Local firearms enthusiasts don’t think changes to background check guidelines announced by President Barack Obama this week will reduce gun violence, though some don’t see any harm in them and acknowledge they may have come from good intentions.

One piece of the executive actions announced Tuesday by Obama notes that anyone “in the business” of selling firearms will have to get a federal firearms dealer license and thus be required to conduct background checks on buyers before selling any guns, including at gun shows and in one-on-one sales through classified advertisements.

Robert Sibley, of Augusta, who hunts, shoots in gun ranges recreationally and carries a concealed handgun, said the change in background check guidelines will have no effect on him, and he has no worries about going through a background check himself. He just doesn’t think it will have the desired effect of improving safety.

“I’m in the National Rifle Association, so obviously I’m a strong advocate for gun rights, but I don’t think Obama has some extreme idea or goal to end gun ownership,” Sibley said. “I think his heart is in the right place, but he’s misguided in what’s going to help.”

Sibley said violent criminals still will be able to get guns even with increased background checks. He said if some people are so dangerous that they shouldn’t be allowed to have a gun, then they shouldn’t be out in society in the first place. He said they should be in jail.

“I’m actually going to go buy a gun tomorrow, and I’m going to go through a background check,” he said. “But if I’ve been to jail, or I’m a felon, I’m not going to go somewhere where I’d have to go through a background check. I don’t think a background check is going to slow anybody down who shouldn’t have one.”

Earlier this week, Sibley helped family friend Katherine Pollock, a 2007 Richmond High School graduate now living in Connecticut, learn the ins and outs of shooting guns at an Inland Fisheries and Wildlife outdoor shooting range in Augusta.
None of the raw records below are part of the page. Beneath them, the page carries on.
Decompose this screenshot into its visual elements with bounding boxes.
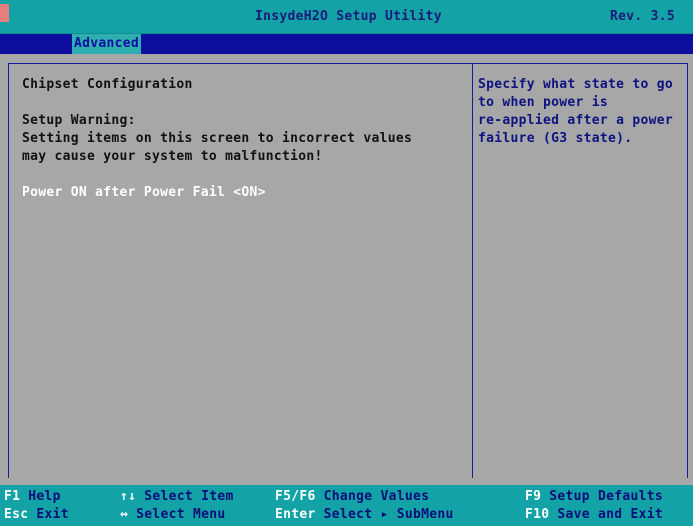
f1-desc: Help <box>28 489 61 504</box>
f10-desc: Save and Exit <box>557 507 664 522</box>
left-right-arrow-icon: ↔ <box>120 507 129 522</box>
legend-f10-save: F10 Save and Exit <box>525 506 663 524</box>
esc-desc: Exit <box>36 507 69 522</box>
warning-heading: Setup Warning: <box>22 113 136 128</box>
warning-line-1: Setting items on this screen to incorrec… <box>22 131 413 146</box>
enter-desc: Select ▸ SubMenu <box>323 507 454 522</box>
change-values-desc: Change Values <box>323 489 430 504</box>
select-menu-desc: Select Menu <box>136 507 226 522</box>
page-title: Chipset Configuration <box>22 77 193 92</box>
legend-select-item: ↑↓ Select Item <box>120 488 234 506</box>
f9-key: F9 <box>525 489 542 504</box>
legend-change-values: F5/F6 Change Values <box>275 488 429 506</box>
title-accent-marker <box>0 4 9 22</box>
tab-advanced[interactable]: Advanced <box>72 34 142 54</box>
help-line-2: to when power is <box>478 95 609 110</box>
f5-f6-key: F5/F6 <box>275 489 316 504</box>
help-line-1: Specify what state to go <box>478 77 674 92</box>
help-pane: Specify what state to go to when power i… <box>478 76 684 148</box>
legend-f1-help: F1 Help <box>4 488 61 506</box>
f9-desc: Setup Defaults <box>549 489 664 504</box>
warning-line-2: may cause your system to malfunction! <box>22 149 323 164</box>
esc-key: Esc <box>4 507 29 522</box>
f10-key: F10 <box>525 507 550 522</box>
settings-pane: Chipset Configuration Setup Warning: Set… <box>22 76 462 202</box>
select-item-desc: Select Item <box>144 489 234 504</box>
title-bar: InsydeH2O Setup Utility Rev. 3.5 <box>0 0 693 34</box>
help-line-4: failure (G3 state). <box>478 131 633 146</box>
enter-key: Enter <box>275 507 316 522</box>
help-line-3: re-applied after a power <box>478 113 674 128</box>
power-on-after-power-fail-item[interactable]: Power ON after Power Fail <ON> <box>22 184 462 202</box>
legend-select-menu: ↔ Select Menu <box>120 506 226 524</box>
key-legend-bar: F1 Help Esc Exit ↑↓ Select Item ↔ Select Men… <box>0 485 693 526</box>
up-down-arrow-icon: ↑↓ <box>120 489 137 504</box>
menu-bar: Advanced <box>0 34 693 54</box>
legend-enter-submenu: Enter Select ▸ SubMenu <box>275 506 454 524</box>
legend-esc-exit: Esc Exit <box>4 506 69 524</box>
app-title: InsydeH2O Setup Utility <box>255 9 442 24</box>
revision-label: Rev. 3.5 <box>609 9 675 24</box>
pane-divider <box>472 63 473 478</box>
legend-f9-defaults: F9 Setup Defaults <box>525 488 663 506</box>
f1-key: F1 <box>4 489 21 504</box>
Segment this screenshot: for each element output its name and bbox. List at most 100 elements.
Pollock said she had shot a gun only once or twice before and she wanted to learn how to shoot safely. She plans to get a gun permit, which is required in order to have a gun where she lives outside of Hartford, Connecticut, so she first wants to make sure she knows how to use a gun safely.
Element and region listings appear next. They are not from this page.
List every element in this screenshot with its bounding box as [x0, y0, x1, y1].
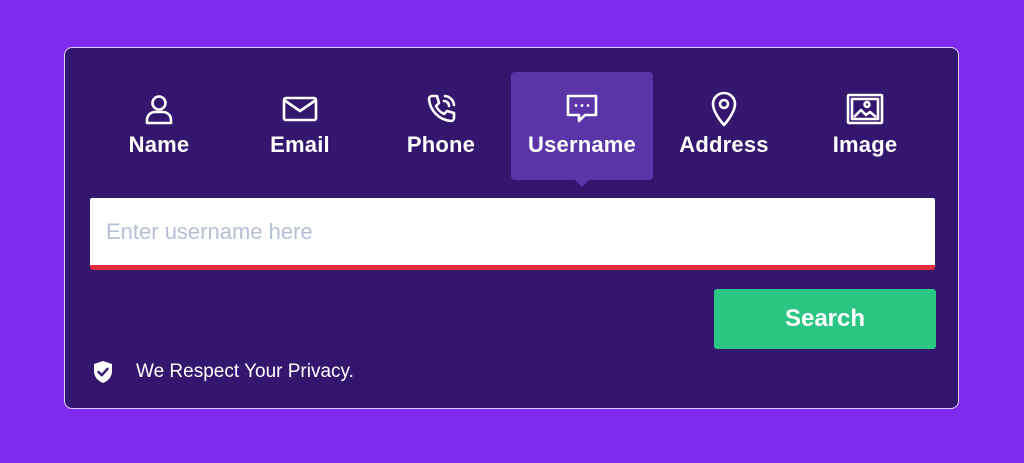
tab-label: Phone: [406, 132, 476, 157]
search-button[interactable]: Search: [714, 289, 936, 349]
chat-bubble-icon: [562, 92, 602, 126]
tab-label: Email: [270, 132, 330, 157]
tab-username[interactable]: Username: [511, 72, 653, 187]
tab-address[interactable]: Address: [653, 72, 795, 180]
tab-image[interactable]: Image: [794, 72, 936, 180]
privacy-notice: We Respect Your Privacy.: [92, 360, 354, 384]
tab-label: Username: [528, 132, 636, 157]
phone-icon: [421, 92, 461, 126]
tab-label: Image: [832, 132, 898, 157]
tab-email[interactable]: Email: [229, 72, 371, 180]
tab-phone[interactable]: Phone: [370, 72, 512, 180]
user-icon: [139, 92, 179, 126]
username-search-input[interactable]: [90, 198, 935, 270]
envelope-icon: [280, 92, 320, 126]
tab-label: Name: [128, 132, 190, 157]
shield-check-icon: [92, 360, 114, 384]
privacy-text: We Respect Your Privacy.: [136, 361, 354, 382]
map-pin-icon: [704, 91, 744, 127]
search-type-tabs: Name Email Phone Username Address Image: [88, 72, 936, 187]
tab-label: Address: [679, 132, 769, 157]
image-icon: [845, 92, 885, 126]
tab-name[interactable]: Name: [88, 72, 230, 180]
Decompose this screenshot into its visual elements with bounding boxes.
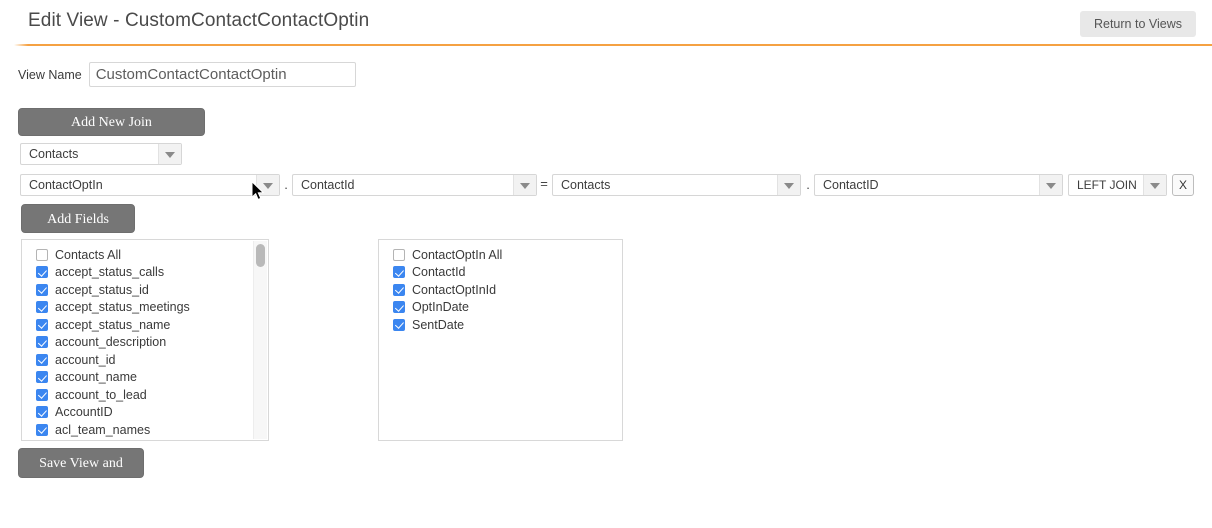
field-list-item-label: SentDate xyxy=(412,317,465,332)
field-list-item[interactable]: ContactOptInId xyxy=(379,281,622,299)
view-name-input[interactable] xyxy=(88,62,356,87)
join-left-separator: . xyxy=(284,177,288,192)
join-left-field-select[interactable]: ContactId xyxy=(292,174,537,196)
field-list-item-label: account_name xyxy=(55,370,138,385)
checkbox-checked-icon[interactable] xyxy=(36,266,48,279)
checkbox-checked-icon[interactable] xyxy=(393,301,405,314)
base-table-select-value: Contacts xyxy=(29,147,79,161)
contactoptin-field-panel: ContactOptIn All ContactId ContactOptInId O… xyxy=(378,239,623,441)
chevron-down-icon[interactable] xyxy=(1143,175,1166,195)
join-equals-operator: = xyxy=(540,176,548,191)
join-right-table-select[interactable]: Contacts xyxy=(552,174,801,196)
view-name-label: View Name xyxy=(18,67,82,82)
contacts-field-list[interactable]: Contacts All accept_status_calls accept_st… xyxy=(22,246,268,440)
field-list-item[interactable]: acl_team_names xyxy=(22,421,268,439)
checkbox-checked-icon[interactable] xyxy=(36,283,48,296)
field-list-item[interactable]: ContactOptIn All xyxy=(379,246,622,264)
view-name-row: View Name xyxy=(0,62,356,87)
field-list-item-label: Contacts All xyxy=(55,247,122,262)
field-list-item[interactable]: SentDate xyxy=(379,316,622,334)
field-list-item-label: ContactOptInId xyxy=(412,282,497,297)
header-bar: Edit View - CustomContactContactOptin Re… xyxy=(0,0,1212,44)
field-list-item-label: accept_status_id xyxy=(55,282,149,297)
field-list-item[interactable]: accept_status_calls xyxy=(22,264,268,282)
page-title: Edit View - CustomContactContactOptin xyxy=(28,10,370,31)
field-list-item[interactable]: account_description xyxy=(22,334,268,352)
field-list-item[interactable]: account_to_lead xyxy=(22,386,268,404)
field-list-item-label: account_description xyxy=(55,335,167,350)
field-list-item[interactable]: account_id xyxy=(22,351,268,369)
add-fields-button[interactable]: Add Fields xyxy=(21,204,135,233)
field-list-item[interactable]: accept_status_meetings xyxy=(22,299,268,317)
join-left-field-value: ContactId xyxy=(301,178,355,192)
header-divider xyxy=(14,44,1212,46)
field-list-item-label: account_to_lead xyxy=(55,387,147,402)
field-list-item[interactable]: Contacts All xyxy=(22,246,268,264)
join-right-field-value: ContactID xyxy=(823,178,879,192)
checkbox-checked-icon[interactable] xyxy=(36,388,48,401)
remove-join-button[interactable]: X xyxy=(1172,174,1194,196)
save-view-and-return-button[interactable]: Save View and Return xyxy=(18,448,144,499)
join-right-table-value: Contacts xyxy=(561,178,611,192)
checkbox-checked-icon[interactable] xyxy=(36,406,48,419)
field-list-item-label: ContactId xyxy=(412,265,466,280)
contacts-field-panel: Contacts All accept_status_calls accept_st… xyxy=(21,239,269,441)
field-list-item[interactable]: ContactId xyxy=(379,264,622,282)
checkbox-checked-icon[interactable] xyxy=(393,266,405,279)
checkbox-checked-icon[interactable] xyxy=(36,423,48,436)
field-list-item[interactable]: accept_status_id xyxy=(22,281,268,299)
join-type-value: LEFT JOIN xyxy=(1077,178,1137,192)
join-left-table-value: ContactOptIn xyxy=(29,178,103,192)
chevron-down-icon[interactable] xyxy=(256,175,279,195)
field-list-item-label: accept_status_calls xyxy=(55,265,165,280)
checkbox-checked-icon[interactable] xyxy=(36,371,48,384)
field-list-item-label: OptInDate xyxy=(412,300,469,315)
field-list-item[interactable]: accept_status_name xyxy=(22,316,268,334)
field-list-item[interactable]: account_name xyxy=(22,369,268,387)
contacts-scrollbar-thumb[interactable] xyxy=(256,244,265,267)
chevron-down-icon[interactable] xyxy=(1039,175,1062,195)
chevron-down-icon[interactable] xyxy=(513,175,536,195)
field-list-item-label: acl_team_names xyxy=(55,422,151,437)
contacts-scrollbar[interactable] xyxy=(253,241,267,439)
checkbox-checked-icon[interactable] xyxy=(36,301,48,314)
return-to-views-button[interactable]: Return to Views xyxy=(1079,11,1196,37)
join-right-field-select[interactable]: ContactID xyxy=(814,174,1063,196)
contactoptin-field-list[interactable]: ContactOptIn All ContactId ContactOptInId O… xyxy=(379,246,622,440)
add-new-join-button[interactable]: Add New Join xyxy=(18,108,205,136)
field-list-item[interactable]: OptInDate xyxy=(379,299,622,317)
join-right-separator: . xyxy=(806,177,810,192)
field-list-item-label: accept_status_meetings xyxy=(55,300,190,315)
checkbox-checked-icon[interactable] xyxy=(36,336,48,349)
field-list-item[interactable] xyxy=(22,439,268,441)
checkbox-unchecked-icon[interactable] xyxy=(36,248,48,261)
field-list-item-label: accept_status_name xyxy=(55,317,171,332)
field-list-item[interactable]: AccountID xyxy=(22,404,268,422)
base-table-select[interactable]: Contacts xyxy=(20,143,182,165)
join-left-table-select[interactable]: ContactOptIn xyxy=(20,174,280,196)
checkbox-checked-icon[interactable] xyxy=(393,283,405,296)
checkbox-checked-icon[interactable] xyxy=(393,318,405,331)
field-list-item-label: ContactOptIn All xyxy=(412,247,503,262)
field-list-item-label: AccountID xyxy=(55,405,113,420)
checkbox-checked-icon[interactable] xyxy=(36,353,48,366)
checkbox-unchecked-icon[interactable] xyxy=(393,248,405,261)
field-list-item-label: account_id xyxy=(55,352,116,367)
checkbox-checked-icon[interactable] xyxy=(36,318,48,331)
chevron-down-icon[interactable] xyxy=(158,144,181,164)
chevron-down-icon[interactable] xyxy=(777,175,800,195)
join-type-select[interactable]: LEFT JOIN xyxy=(1068,174,1167,196)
She has no problem with Obama’s plan to increase background checks in gun sales, even if the change might not have a huge effect in reducing gun violence.
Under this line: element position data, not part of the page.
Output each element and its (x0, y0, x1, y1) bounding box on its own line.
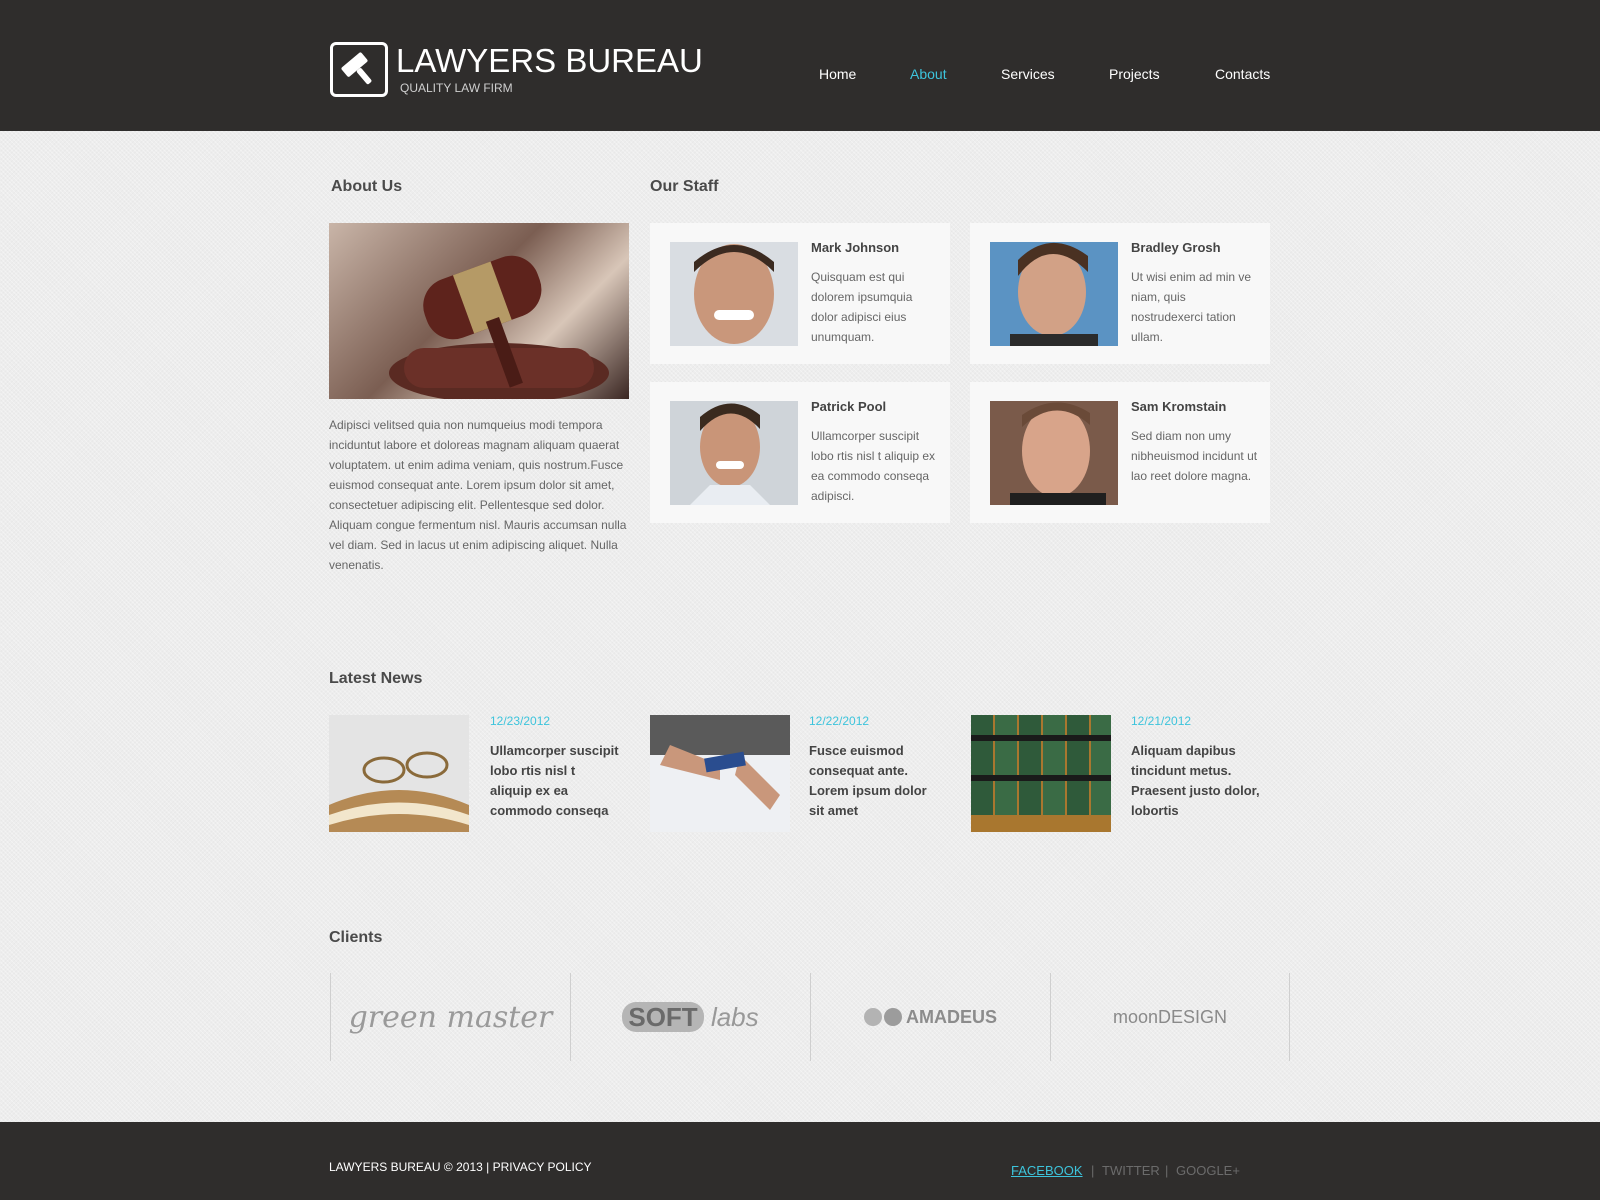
staff-name: Bradley Grosh (1131, 240, 1221, 255)
staff-desc: Ullamcorper suscipit lobo rtis nisl t al… (811, 429, 936, 503)
google-plus-link[interactable]: GOOGLE+ (1176, 1163, 1240, 1178)
about-text: Adipisci velitsed quia non numqueius mod… (329, 418, 627, 572)
footer-copyright[interactable]: LAWYERS BUREAU © 2013 | PRIVACY POLICY (329, 1160, 592, 1174)
client-logo-green-master[interactable]: green master (330, 973, 570, 1061)
news-image-signing[interactable] (650, 715, 790, 832)
staff-card[interactable]: Mark Johnson Quisquam est qui dolorem ip… (650, 223, 950, 364)
soft-text: SOFT (622, 1001, 704, 1032)
footer-separator: | (1091, 1163, 1095, 1178)
staff-card[interactable]: Patrick Pool Ullamcorper suscipit lobo r… (650, 382, 950, 523)
news-date: 12/23/2012 (490, 714, 551, 728)
staff-card[interactable]: Sam Kromstain Sed diam non umy nibheuism… (970, 382, 1270, 523)
staff-name: Patrick Pool (811, 399, 887, 414)
clients-heading: Clients (329, 929, 383, 946)
amadeus-text: AMADEUS (905, 1006, 997, 1027)
nav-projects[interactable]: Projects (1109, 66, 1160, 82)
nav-contacts[interactable]: Contacts (1215, 66, 1270, 82)
client-logo-soft-labs[interactable]: SOFT labs (570, 973, 810, 1061)
site-footer: LAWYERS BUREAU © 2013 | PRIVACY POLICY F… (0, 1122, 1600, 1200)
client-logo-amadeus[interactable]: AMADEUS (810, 973, 1050, 1061)
nav-about[interactable]: About (910, 66, 947, 82)
labs-text: labs (710, 1001, 759, 1032)
client-logo-text: green master (348, 999, 553, 1035)
main-nav: Home About Services Projects Contacts (0, 66, 1600, 86)
site-header: LAWYERS BUREAU QUALITY LAW FIRM Home Abo… (0, 0, 1600, 131)
about-image-gavel (329, 223, 629, 399)
staff-name: Sam Kromstain (1131, 399, 1227, 414)
staff-heading: Our Staff (650, 178, 719, 195)
news-image-law-books[interactable] (971, 715, 1111, 832)
client-logo-moon-design[interactable]: moonDESIGN (1050, 973, 1290, 1061)
news-heading: Latest News (329, 670, 423, 687)
staff-photo-bradley-grosh (990, 242, 1118, 346)
facebook-link[interactable]: FACEBOOK (1011, 1163, 1083, 1178)
client-logo-text: AMADEUS (863, 1006, 997, 1028)
staff-card[interactable]: Bradley Grosh Ut wisi enim ad min ve nia… (970, 223, 1270, 364)
client-logo-text: SOFT labs (622, 1001, 759, 1033)
news-title[interactable]: Ullamcorper suscipit lobo rtis nisl t al… (490, 741, 620, 821)
nav-home[interactable]: Home (819, 66, 856, 82)
news-image-glasses[interactable] (329, 715, 469, 832)
about-heading: About Us (331, 178, 403, 195)
twitter-link[interactable]: TWITTER (1102, 1163, 1160, 1178)
news-date: 12/22/2012 (809, 714, 870, 728)
clients-strip: green master SOFT labs AMADEUS moonDESIG… (330, 973, 1290, 1061)
staff-desc: Ut wisi enim ad min ve niam, quis nostru… (1131, 270, 1252, 344)
news-date: 12/21/2012 (1131, 714, 1192, 728)
staff-desc: Sed diam non umy nibheuismod incidunt ut… (1131, 429, 1258, 483)
staff-name: Mark Johnson (811, 240, 900, 255)
staff-photo-mark-johnson (670, 242, 798, 346)
staff-photo-sam-kromstain (990, 401, 1118, 505)
client-logo-text: moonDESIGN (1112, 1006, 1228, 1027)
news-title[interactable]: Aliquam dapibus tincidunt metus. Praesen… (1131, 741, 1261, 821)
footer-separator: | (1165, 1163, 1169, 1178)
nav-services[interactable]: Services (1001, 66, 1055, 82)
staff-desc: Quisquam est qui dolorem ipsumquia dolor… (811, 270, 913, 344)
news-title[interactable]: Fusce euismod consequat ante. Lorem ipsu… (809, 741, 939, 821)
staff-photo-patrick-pool (670, 401, 798, 505)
“I feel like even though it may not cause a drastic change, because people will still have a way of getting guns, I still think having background checks is a safe thing to do,” she said. “I feel like it is a pretty good idea as a preventive measure.”

She said she enjoyed shooting for pleasure but also wanted to know how to shoot safely and get a gun permit so she could have a gun, because in Connecticut gun laws are so strict that people there are getting guns illegally.

She said the change requiring background checks for gun sales would not affect her, because if and when she gets a gun, she plans to do so from a licensed dealer.

Licensed dealers already are required to do background checks, no matter where they sell guns, including at gun shows.

In Maine, however, in private sales of guns between nondealers, no background checks are required.

Sibley said Obama’s provisions violate the Second Amendment of the U.S. Constitution by infringing on people’s rights to own firearms.

He said he’s got co-workers who buy and sell firearms with others in private sales, but said they aren’t selling their guns to make a profit; they’re doing it so they can afford to buy other guns in their place, to try out different firearms. He said people should be at liberty to buy and sell guns to each other without background checks.

He also said if there were fewer nonviolent offenders in prison, it would free up more space to keep violent criminals in prison for longer periods.

Amos Herrera, a gunsmith at Fox Firearms Sales & Training in Vassalboro, said Obama hasn’t defined what “in the business” of selling firearms means. Customers at the gun shop, range and gun safety training facility have expressed concern the president is trying to strengthen the executive branch so he ultimately can impede the Second Amendment’s right to bear arms through future executive orders, he said.

Herrera said he’s yet to read a gun law that would improve safety.

“We’re all for keeping people safe and making sure people who shouldn’t have firearms don’t,” he said. However, he doesn’t believe the changes will improve safety or address the tragic shootings Obama has cited in issuing his executive orders.

“The gun laws we have are not targeting the gun violence that took place,” Herrera said. “Nothing (Obama) has prescribed would have affected any of those situations.”

He said one way to improve safety would be to put laws in place to provide people with better access to firearms safety training, including offering it as an elective class in public schools.